I had a friend who lost almost 100lbs in one year. I couldn't figure out how she did it! I lost 4lbs one week....she lost like 10 and I was just so jealous and saw her being vulnerable with people, decided I didn't want to be vulnerable like that...didn't want to give God the glory...didn't want it to be HIS body...it was mine..my body...

Then it hit me one day. I was at work and thinking, "This just..this doesn't feel like me. This body doesn't FIT Maggie Mae." God broke through then and said straight to my heart, "That's because it's not the body that fits Maggie Mae. It's not the body I want for you, not the body you could glorify me best in."

That hurt. Conviction was like a slap in the face, a stab straight into my heart.... I started working out and praying that God would help me feel loved and protected by Him before I would go to food...then I went on vacation.

Vacation shouldn't have been an excuse, but it was. I sat in a car for miles and miles on a roadtrip and ate fast food.

I'm done now with vacation and I'm done with excuses. I've already prayed about where to go from here. God has shown me a few people with whom to ask for accountability. I don't have money for a program like weight watchers, but I have some loving friends that will pray with me and I will weigh-in bi-weekly IN FRONT OF. Now that...is vulnerability. And I don't want to do it. Even as I type this...I know how hard it's going to be. Overcoming this disorder, getting healthy spiritually, physically, and emotionally so that I can glorify God with the body and mindset He intended for me to glorify Him with.

This blog also gives you the ability to hold me accountable. If you want to, go ahead. If you see me going for that extra whatever at a party, pull me aside and humble my stupid ass! Then pray with me...Pray that I would dig deep to find out what insecurity the devil is playing on to get me to eat....Text me, call me, ask how I'm doing. The more it's spoken, I believe, the more power God has over it. It's been in the dark of my heart for far too long and now it's time to let God shine into this darkness!

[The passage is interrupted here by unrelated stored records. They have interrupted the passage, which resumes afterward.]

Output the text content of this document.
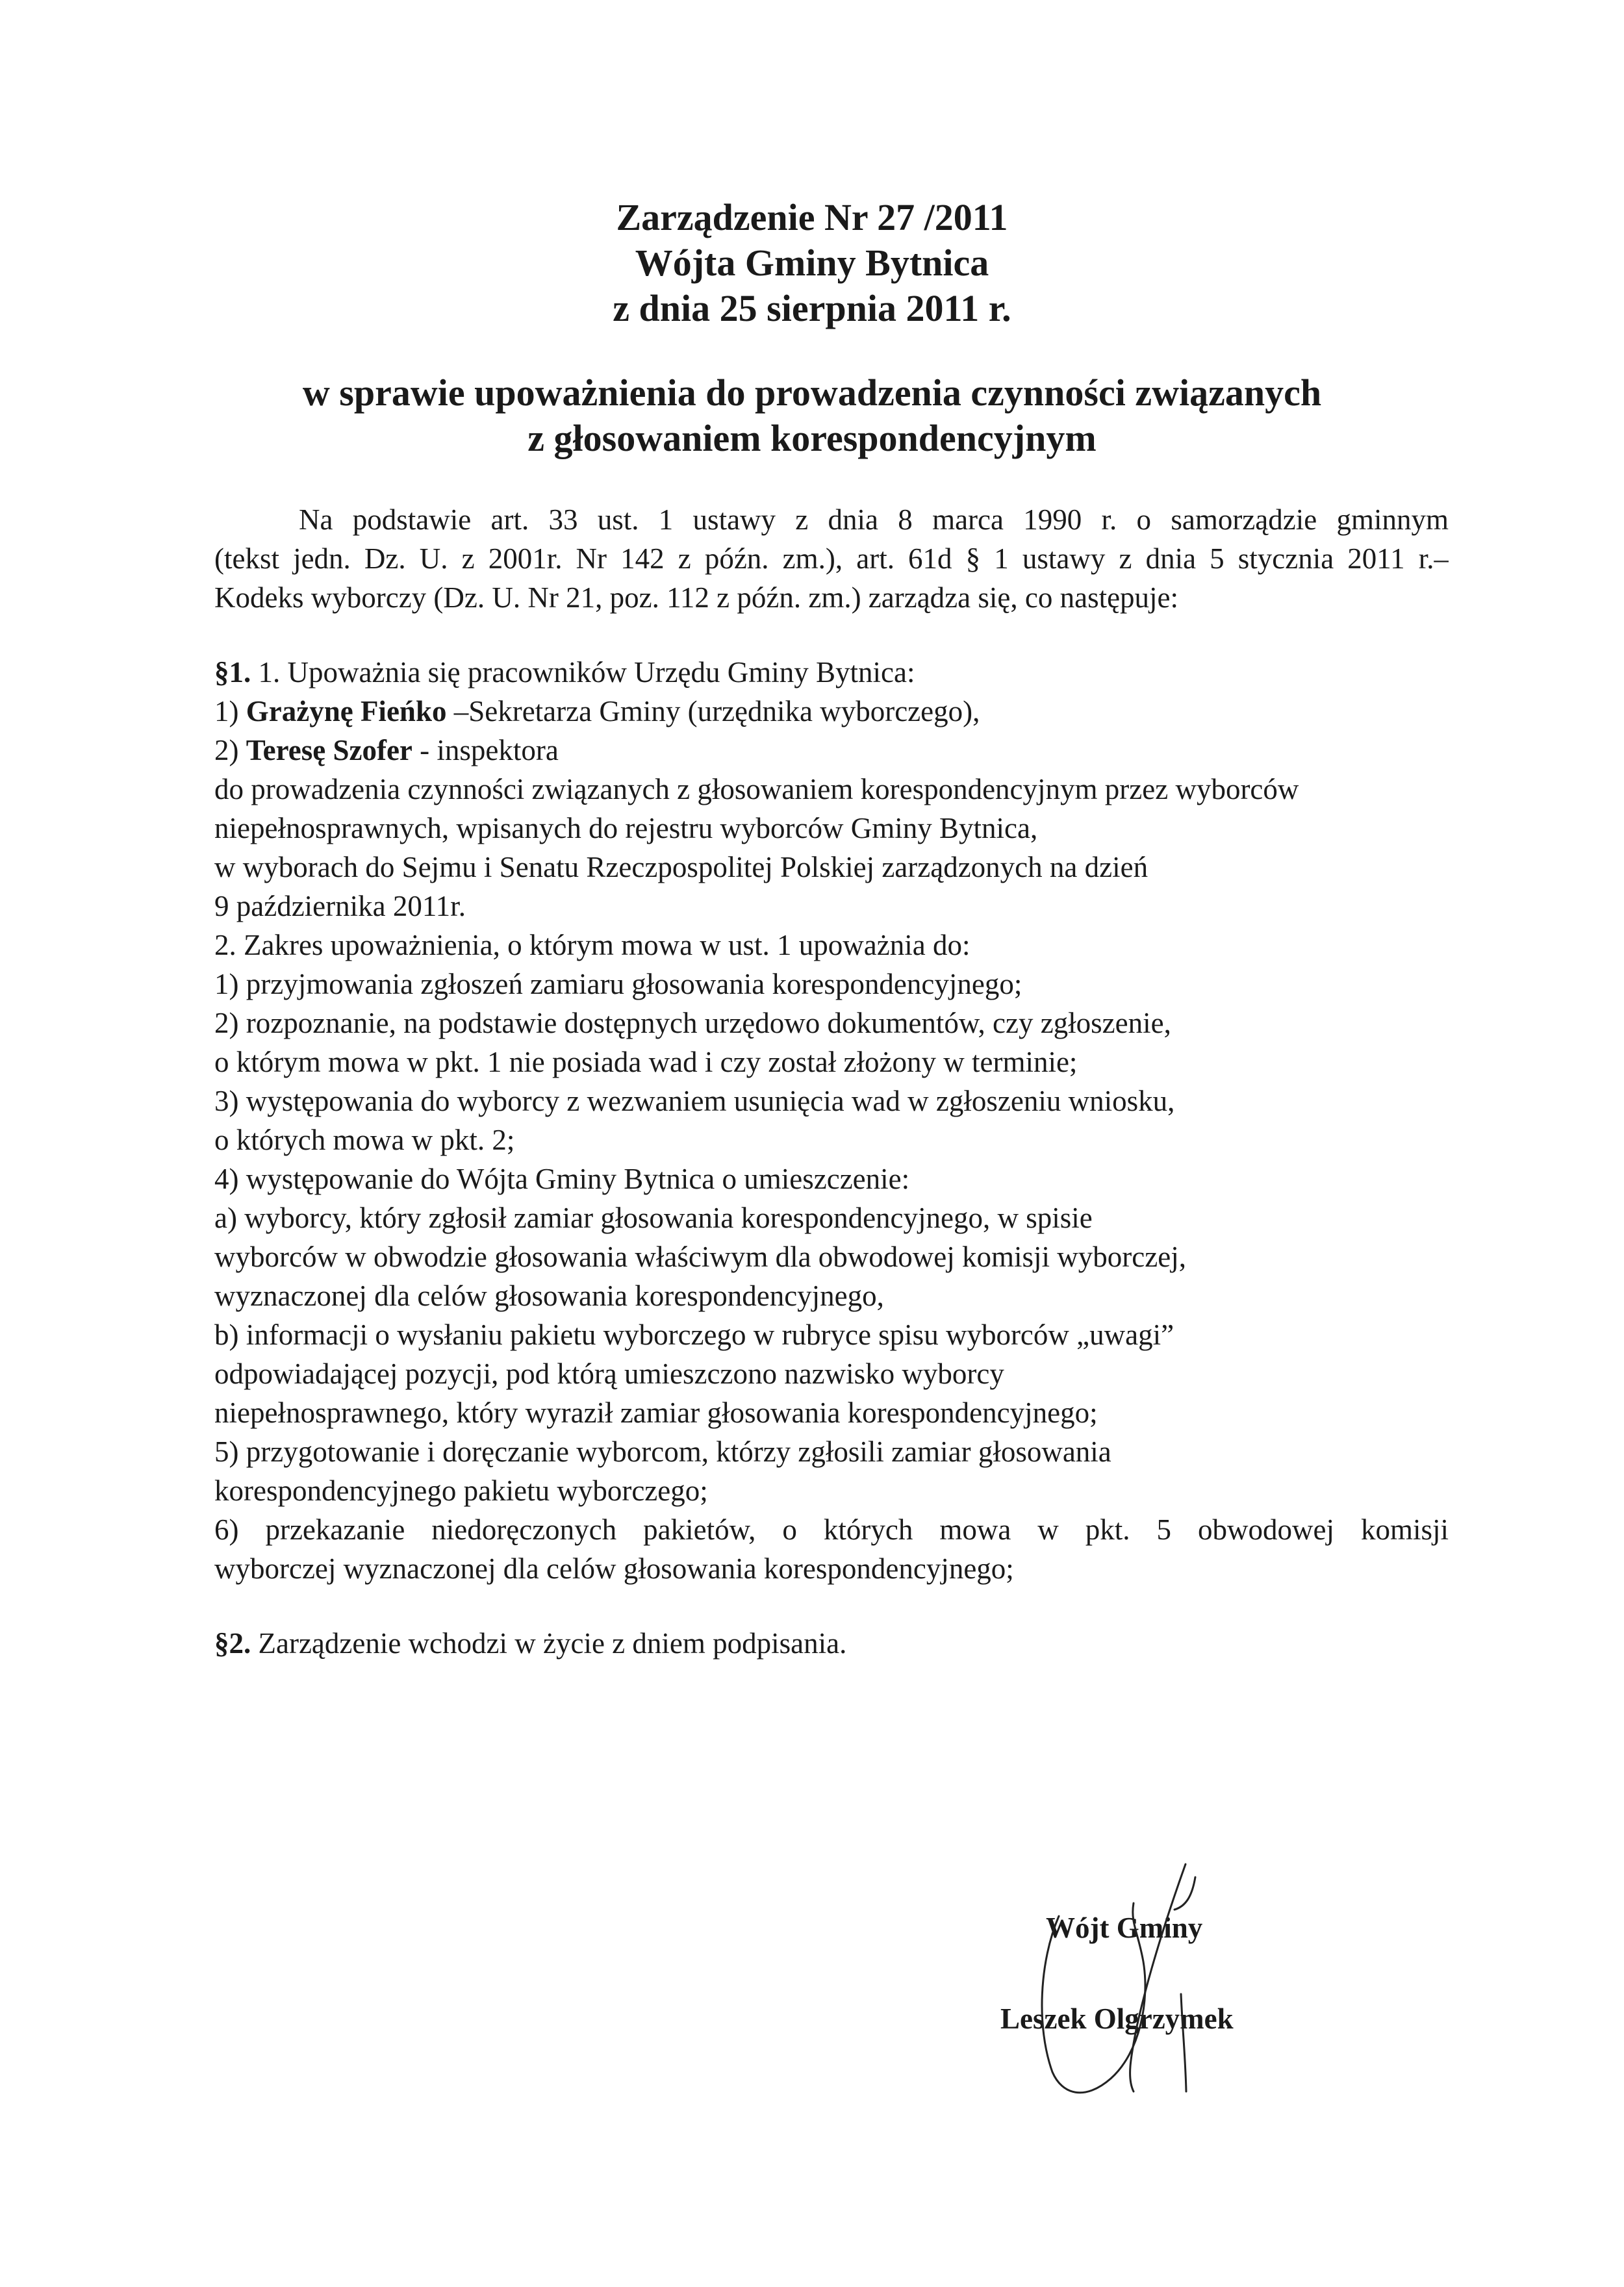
Zarządzenie Nr 27 /2011
Wójta Gminy Bytnica
z dnia 25 sierpnia 2011 r.
w sprawie upoważnienia do prowadzenia czynności związanych
z głosowaniem korespondencyjnym
Na podstawie art. 33 ust. 1 ustawy z dnia 8 marca 1990 r. o samorządzie gminnym
(tekst jedn. Dz. U. z 2001r. Nr 142 z późn. zm.), art. 61d § 1 ustawy z dnia 5 stycznia 2011 r.–
Kodeks wyborczy (Dz. U. Nr 21, poz. 112 z późn. zm.) zarządza się, co następuje:
§1. 1. Upoważnia się pracowników Urzędu Gminy Bytnica:
1) Grażynę Fieńko –Sekretarza Gminy (urzędnika wyborczego),
2) Teresę Szofer - inspektora
do prowadzenia czynności związanych z głosowaniem korespondencyjnym przez wyborców
niepełnosprawnych, wpisanych do rejestru wyborców Gminy Bytnica,
w wyborach do Sejmu i Senatu Rzeczpospolitej Polskiej zarządzonych na dzień
9 października 2011r.
2. Zakres upoważnienia, o którym mowa w ust. 1 upoważnia do:
1) przyjmowania zgłoszeń zamiaru głosowania korespondencyjnego;
2) rozpoznanie, na podstawie dostępnych urzędowo dokumentów, czy zgłoszenie,
o którym mowa w pkt. 1 nie posiada wad i czy został złożony w terminie;
3) występowania do wyborcy z wezwaniem usunięcia wad w zgłoszeniu wniosku,
o których mowa w pkt. 2;
4) występowanie do Wójta Gminy Bytnica o umieszczenie:
a) wyborcy, który zgłosił zamiar głosowania korespondencyjnego, w spisie
wyborców w obwodzie głosowania właściwym dla obwodowej komisji wyborczej,
wyznaczonej dla celów głosowania korespondencyjnego,
b) informacji o wysłaniu pakietu wyborczego w rubryce spisu wyborców „uwagi”
odpowiadającej pozycji, pod którą umieszczono nazwisko wyborcy
niepełnosprawnego, który wyraził zamiar głosowania korespondencyjnego;
5) przygotowanie i doręczanie wyborcom, którzy zgłosili zamiar głosowania
korespondencyjnego pakietu wyborczego;
6) przekazanie niedoręczonych pakietów, o których mowa w pkt. 5 obwodowej komisji
wyborczej wyznaczonej dla celów głosowania korespondencyjnego;
§2. Zarządzenie wchodzi w życie z dniem podpisania.
Wójt Gminy
Leszek Olgrzymek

I'm changing my tune from "I can," to "GOD can."

My moto has always been,"I can do all things through Christ who strengthens me, and He does, so I can."

But I kept forgetting that I actually have to ask Christ to strengthen me, to rely on Him, and to be vulnerable with Him and allow Him to do what He needs to do through me and for me.

So...please pray for me. Please pray WITH me.

I know I can do this, but only with God.  Only through God. He's the catalyst for this crazy reaction.

Thanks.
I can do all things through CHRIST who STRENGTHENS ME, and He DOES, so WE(God and I) can.